Why Childhood Neglect Still Shows Up in Adult Relationships
Briefly

Why Childhood Neglect Still Shows Up in Adult Relationships
"Childhood neglect describes the trauma of what didn't happen. Neglect occurs when parents or caregivers fail to meet their child's educational needs or to provide adequate food, shelter, and medical care. Also, when parents and caregivers fail to provide emotional support, they may withhold validation, nurture, and affection, resulting in emotional neglect."
"Growing up without consistent emotional attunement, validation, or care interferes with a child's ability to develop a stable sense of self. When caregivers are emotionally absent, dismissive, or unpredictable, children construct meanings about who they are without adequate relational mirrors. Gélinas et al. (2025) research on adults entering therapy for intimate partner violence shows that psychological neglect is one of the strongest predictors of identity diffusion in adulthood. Identity diffusion refers to the difficulty of maintaining a coherent, stable sense of self."

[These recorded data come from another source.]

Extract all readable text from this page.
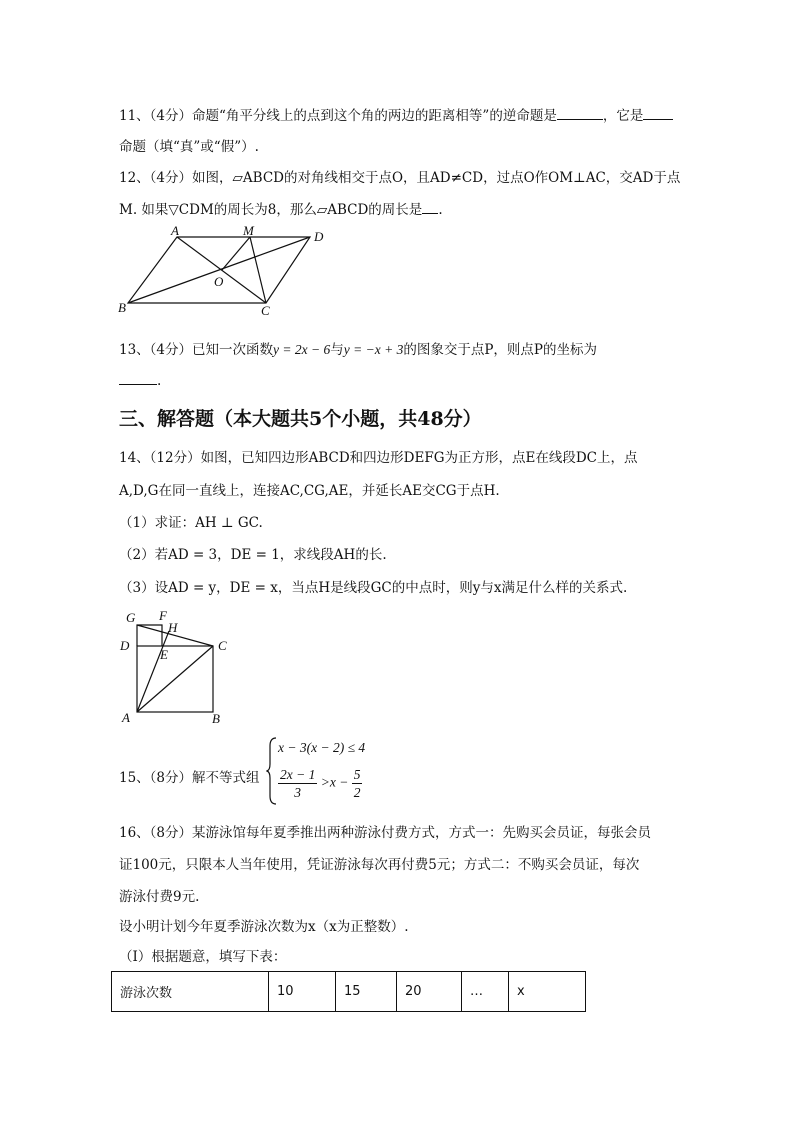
11、（4分）命题“角平分线上的点到这个角的两边的距离相等”的逆命题是	，它是
命题（填“真”或“假”）.
12、（4分）如图，▱ABCD的对角线相交于点O，且AD≠CD，过点O作OM⊥AC，交AD于点
M. 如果▽CDM的周长为8，那么▱ABCD的周长是 .
A	M	D
O
B	C
13、（4分）已知一次函数y = 2x − 6与y = −x + 3的图象交于点P，则点P的坐标为
.
三、解答题（本大题共5个小题，共48分）
14、（12分）如图，已知四边形ABCD和四边形DEFG为正方形，点E在线段DC上，点
A,D,G在同一直线上，连接AC,CG,AE，并延长AE交CG于点H.
（1）求证：AH ⊥ GC.
（2）若AD = 3，DE = 1，求线段AH的长.
（3）设AD = y，DE = x，当点H是线段GC的中点时，则y与x满足什么样的关系式.
G F
H
D
E
C
A	B
15、（8分）解不等式组
x − 3(x − 2) ≤ 4
$\frac{2x - 1}{3} >x - \frac{5}{2}$
16、（8分）某游泳馆每年夏季推出两种游泳付费方式，方式一：先购买会员证，每张会员
证100元，只限本人当年使用，凭证游泳每次再付费5元；方式二：不购买会员证，每次
游泳付费9元.
设小明计划今年夏季游泳次数为x（x为正整数）.
（I）根据题意，填写下表：
游泳次数	10	15	20	…	x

Childhood emotional neglect occurs when caregivers fail to meet educational, physical, or emotional needs, withholding validation, nurture, and attunement. Growing up without consistent emotional attunement or predictable care disrupts the development of a coherent, stable sense of self, leading to identity diffusion characterized by confusion about feelings, needs, and deservingness. Identity diffusion increases vulnerability to relationship conflict, disconnection, insecure attachment patterns, and contributes to risk for intimate partner violence. Relational and systemic therapies repair fractured identity by fostering emotional safety, consistent attunement, validation, and mutual recognition within close relationships, enabling new relational meanings and stronger interpersonal boundaries.